サイト直帰率は本来のサイトKPIではない

上島 千鶴
株式会社Nexal ビジネス戦略、Web戦略コンサルタント

Webサイトの評価の仕方や効果測定方法について、サイトの各運営企業ではデータの種類があまりに多く、何の数字をもってサイトを評価していいか悩んでいるケースを多く見受けられます。アクセス解析ツールから出力される直帰率や平均PV数を、まだサイトKPIと勘違いしている企業は今後も上手にPDCAサイクルを回すことはできません。そこで、指標の定義についてまとめて記載します。

▼マネジメント層と現場で見る数字は違う

 アクセス解析ツールの結果レポートを、上司に報告または役員会で報告するのに苦労している企業は多いのではないでしょうか。横文字が理解できないという役員の方も多いですが、結局上層部から言えば「その報告で何を判断すべきか全く分からない」のが現状です。

 解析ツールの結果レポートは「量」を測る数字が多く、PV数や訪問者数が上がった下がっただけでは、経営者から見れば何をどうして欲しいのか、何にもジャッジできないのが根本的な問題です。

 中にはPV数は多い方がいい、という会社の売上金額の推移と同様に考えている役員も多く、このような企業の現場ではPV数を上げるための裏工作が計られていたりします。(ロボット来訪もカウントする、PV数に入れる拡張子を増やすなど・・・来訪者ではない数もカウントに入れています。)

 裏を返せば、PV数のみでしか評価される指標が無いと、現場では仕方なく裏工作を行っているという悲しい現実とも言えます。人が定着しない原因もここにあると考えられます。

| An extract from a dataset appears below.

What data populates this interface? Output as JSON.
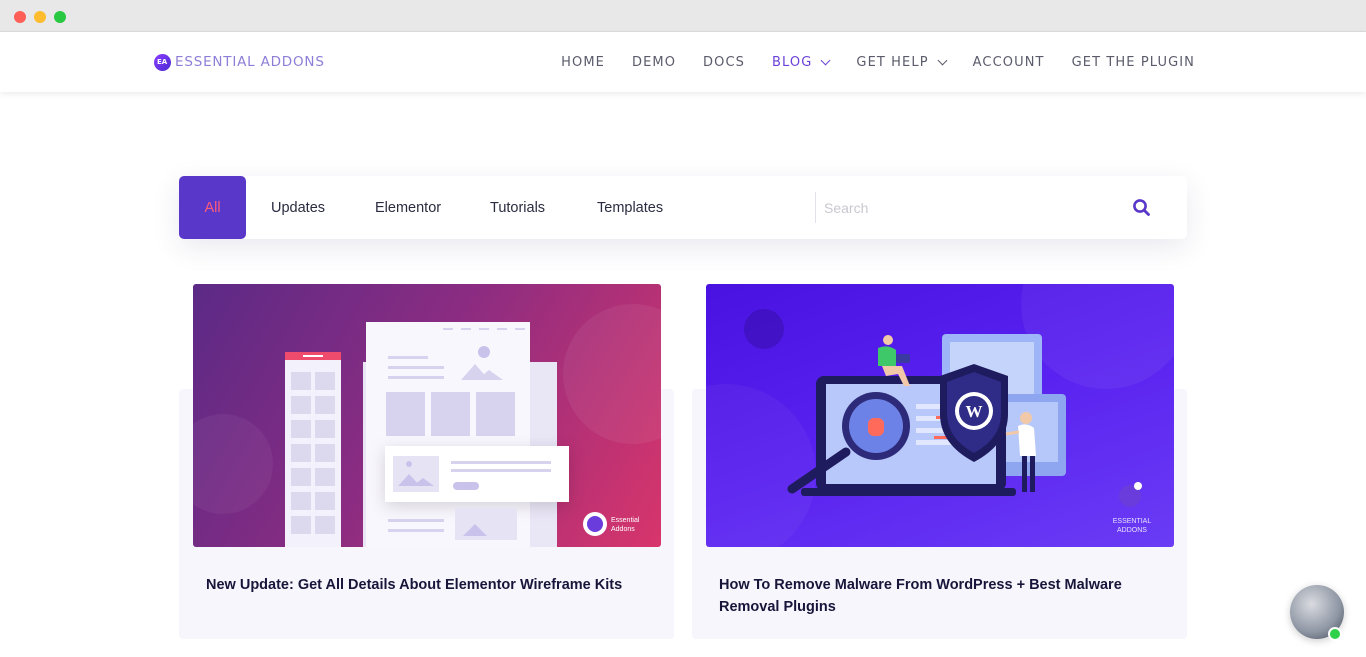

 よってサイト運用の現場担当者は、部分改善用の指標や解析指標を細かく見ておく必要はありますが、

 役員層に報告するには、会社全体の事業目的に対しサイトがどの程度貢献したのか、投資対効果・費用対効果の視点で本来のサイトKPI値の変化を報告しないといけません。


▼指標の定義

 そこで、直帰率など解析ツールから出てくる指標をサイトKPIと勘違いしているケースが多いため、指標の定義の違いを説明します。

・サイト評価指標(KPI)

 本来のサイトKPIとは、サイトの"最終目的"
(例:①企業の製品・商品サイトであればリードを増やす、②ECサイトであれば売上を増やす)

に対して、その目的を達成するための"要因"
(例:①製品・商品サイトであれば、問合せ数を増やす、資料ダウンロード数を増やす、資料請求数を増やす、②ECサイトであれば、会員数を増やす、1人当たり/1回当たりの受注単価を増やす など)

から、各要因のサイトプロセス上に存在する"要素"に対して、どのようにサイトを評価するかの視点で指標が決まります。

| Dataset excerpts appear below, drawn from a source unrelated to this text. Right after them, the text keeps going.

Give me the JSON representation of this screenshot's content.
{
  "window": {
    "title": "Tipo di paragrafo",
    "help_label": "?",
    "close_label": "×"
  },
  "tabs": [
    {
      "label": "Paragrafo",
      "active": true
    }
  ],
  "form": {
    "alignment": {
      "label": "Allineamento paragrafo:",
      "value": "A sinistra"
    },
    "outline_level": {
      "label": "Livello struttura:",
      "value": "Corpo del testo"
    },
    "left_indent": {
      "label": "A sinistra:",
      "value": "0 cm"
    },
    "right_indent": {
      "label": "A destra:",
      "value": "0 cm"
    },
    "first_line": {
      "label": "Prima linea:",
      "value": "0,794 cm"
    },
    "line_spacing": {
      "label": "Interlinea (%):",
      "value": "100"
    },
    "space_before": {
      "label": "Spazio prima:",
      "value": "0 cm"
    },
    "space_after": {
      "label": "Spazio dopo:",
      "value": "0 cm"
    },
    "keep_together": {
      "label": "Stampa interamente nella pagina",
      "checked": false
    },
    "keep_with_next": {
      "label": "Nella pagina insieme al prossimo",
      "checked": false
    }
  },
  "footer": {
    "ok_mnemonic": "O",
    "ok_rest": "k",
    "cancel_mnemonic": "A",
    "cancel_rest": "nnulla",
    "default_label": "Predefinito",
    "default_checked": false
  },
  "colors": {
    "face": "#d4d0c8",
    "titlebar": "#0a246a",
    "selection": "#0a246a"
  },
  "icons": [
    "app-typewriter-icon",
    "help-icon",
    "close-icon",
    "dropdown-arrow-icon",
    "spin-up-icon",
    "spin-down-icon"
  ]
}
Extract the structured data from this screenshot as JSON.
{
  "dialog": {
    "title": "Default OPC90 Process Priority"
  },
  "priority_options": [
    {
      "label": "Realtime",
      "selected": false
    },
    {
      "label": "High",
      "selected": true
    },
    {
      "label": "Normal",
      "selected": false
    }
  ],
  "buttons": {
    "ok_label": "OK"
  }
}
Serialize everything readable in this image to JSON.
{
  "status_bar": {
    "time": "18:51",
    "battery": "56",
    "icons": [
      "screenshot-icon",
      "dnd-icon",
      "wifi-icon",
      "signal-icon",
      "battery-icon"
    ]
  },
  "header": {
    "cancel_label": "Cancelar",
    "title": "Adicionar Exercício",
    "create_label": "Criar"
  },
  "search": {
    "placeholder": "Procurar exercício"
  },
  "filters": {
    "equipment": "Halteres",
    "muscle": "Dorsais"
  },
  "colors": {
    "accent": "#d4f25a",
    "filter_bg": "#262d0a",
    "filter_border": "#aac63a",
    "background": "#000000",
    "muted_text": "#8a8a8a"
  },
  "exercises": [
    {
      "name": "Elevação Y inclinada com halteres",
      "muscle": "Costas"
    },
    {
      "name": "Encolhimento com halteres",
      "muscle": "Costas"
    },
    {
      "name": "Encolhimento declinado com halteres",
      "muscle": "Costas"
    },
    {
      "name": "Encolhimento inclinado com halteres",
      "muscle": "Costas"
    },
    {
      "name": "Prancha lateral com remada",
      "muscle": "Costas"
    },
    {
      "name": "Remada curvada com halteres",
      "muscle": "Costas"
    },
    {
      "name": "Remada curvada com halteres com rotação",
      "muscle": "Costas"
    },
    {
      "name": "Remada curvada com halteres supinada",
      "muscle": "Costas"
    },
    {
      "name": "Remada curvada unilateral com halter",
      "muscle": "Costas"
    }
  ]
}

 よって、目的(KGI:Key Goal Indicator)や目標に対して評価指標のKPI(Key Performance Indicator)が設定していくのが正しい設定手順です。

 本来のKPI値とは、例えば①営業リード貢献率、②1人1回当たりの受注金額や最終売上貢献率、といった数字になります。